×

Gentari Go: An app to reduce range anxiety has bigger aspirations of becoming a clean energy changemaker

The app provides users access to over 1,500 EV charging points across the country

Gentari Go

Range anxiety, the fear of running out of charge that electric vehicle (EV) owners harbour, is set to become a non-issue, if this just-launched new app goes the whole hog. The Gentari Go app comes from the clean energy arm of Malaysian energy giant Petronas and is already live in India, as also countries in South East Asia like Thailand and Malaysia.

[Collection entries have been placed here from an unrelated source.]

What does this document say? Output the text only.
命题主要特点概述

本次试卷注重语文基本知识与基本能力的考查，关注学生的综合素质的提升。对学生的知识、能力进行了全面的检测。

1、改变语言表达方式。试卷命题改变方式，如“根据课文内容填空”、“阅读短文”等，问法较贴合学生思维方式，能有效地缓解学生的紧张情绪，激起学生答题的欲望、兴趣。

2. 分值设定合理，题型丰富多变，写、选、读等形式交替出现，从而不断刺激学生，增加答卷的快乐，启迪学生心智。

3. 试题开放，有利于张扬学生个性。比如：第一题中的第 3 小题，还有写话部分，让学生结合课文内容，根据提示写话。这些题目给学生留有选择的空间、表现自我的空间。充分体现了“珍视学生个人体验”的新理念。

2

Designed as an integrated all-in-one customer experience platform that helps the environmentally conscious (or the eco-curious) an all-in-one customer experience platform to access clean energy offerings. Right now in India, the app provides users access to over 1,500 EV charging points across the country as well as provisions for checking out home solar solutions. On the anvil: in-app booking for test driving electric vehicles from leading brands across India.

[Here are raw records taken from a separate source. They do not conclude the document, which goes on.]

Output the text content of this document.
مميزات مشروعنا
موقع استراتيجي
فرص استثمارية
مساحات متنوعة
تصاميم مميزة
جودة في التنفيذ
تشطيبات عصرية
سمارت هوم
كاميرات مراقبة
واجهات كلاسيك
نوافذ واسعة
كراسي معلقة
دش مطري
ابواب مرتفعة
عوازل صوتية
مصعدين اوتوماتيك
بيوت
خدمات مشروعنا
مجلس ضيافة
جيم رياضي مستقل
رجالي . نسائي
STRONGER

“Within the business, we are trying to unify all options (and cater to) the lifestyle changes that an EV user would want,” Gentari Green Mobility India CEO Nikhil Thomas told THE WEEK, “Those are the things that we’re trying to add on to the app rather than just becoming a discovery platform for charge points.”

The vision is big, to provide anything from the complete electric vehicle discovery-testing-to-buying process to become the go-to for locating charging points anywhere in the country. But for now, the company evidently wants to go slow and steady as electric mobility is still an evolving sector in the country.

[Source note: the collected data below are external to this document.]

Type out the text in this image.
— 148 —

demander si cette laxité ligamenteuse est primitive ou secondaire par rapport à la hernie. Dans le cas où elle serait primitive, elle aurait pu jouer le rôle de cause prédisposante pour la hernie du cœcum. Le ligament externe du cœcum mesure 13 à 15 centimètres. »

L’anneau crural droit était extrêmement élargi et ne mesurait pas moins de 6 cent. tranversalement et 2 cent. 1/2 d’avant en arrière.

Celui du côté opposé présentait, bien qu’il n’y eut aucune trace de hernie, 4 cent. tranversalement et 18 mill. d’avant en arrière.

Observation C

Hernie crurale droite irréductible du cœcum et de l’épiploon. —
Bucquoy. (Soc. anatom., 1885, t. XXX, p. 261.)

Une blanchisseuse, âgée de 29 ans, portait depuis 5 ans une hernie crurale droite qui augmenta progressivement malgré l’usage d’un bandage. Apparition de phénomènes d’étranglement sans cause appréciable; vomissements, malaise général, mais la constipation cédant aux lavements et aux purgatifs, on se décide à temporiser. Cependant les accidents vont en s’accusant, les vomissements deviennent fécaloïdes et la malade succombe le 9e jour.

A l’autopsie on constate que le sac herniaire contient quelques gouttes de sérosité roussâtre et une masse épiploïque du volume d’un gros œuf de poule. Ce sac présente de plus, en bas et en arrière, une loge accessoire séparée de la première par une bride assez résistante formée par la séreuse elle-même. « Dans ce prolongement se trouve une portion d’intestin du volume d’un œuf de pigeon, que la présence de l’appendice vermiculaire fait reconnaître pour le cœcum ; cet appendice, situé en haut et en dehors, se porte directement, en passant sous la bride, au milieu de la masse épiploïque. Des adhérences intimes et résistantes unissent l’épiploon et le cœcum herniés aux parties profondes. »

Gentari already has a thriving e-VaaS (electric vehicle as a service) business whereby it provides vehicles, three-wheelers mostly, for last mile delivery operators of e-commerce platforms like Swiggy and Amazon, and the eventual idea is to integrate ‘anything clean energy’ into the app, making it an all-in-one.

“We’re targeting both influencing lifestyle changes (towards sustainability) as well as consistent business and consistent returns,” Nikhil explained, “But (first step) is making consumers interested, getting them hooked on to the platform. The EV industry is evolving (and) the app is also evolving (as) we need to kind of keep pace with the evolution of the EV industry.”

Gentari hopes the app will offer a multiplier effect to its physical-world business in India which include VaaS as well as charging points as a service. In fact, while it has tied up with charging infra companies like Numocity, Static and ChargeZone, more than one-fifth of the 1,500 chargers presently available on the app are owned by Gentari itself.

But as clean mobility achieves traction in the country, Gentari Go hopes to be the Industry touchstone, adding more partners and more services. That would include perhaps even becoming the ‘Uber’ of clean energy, considering its core VaaS business already involves leasing out electric vehicles, though presently only to other businesses. 

“Ride hailing comes with the additional complexity of how do you manage drivers and all that, right? So, we don't have that capability right now to do it. But maybe in the future, if it makes sense, if that's the only way for, you know, electrifying India, then we'll have to think,” Nikhil said.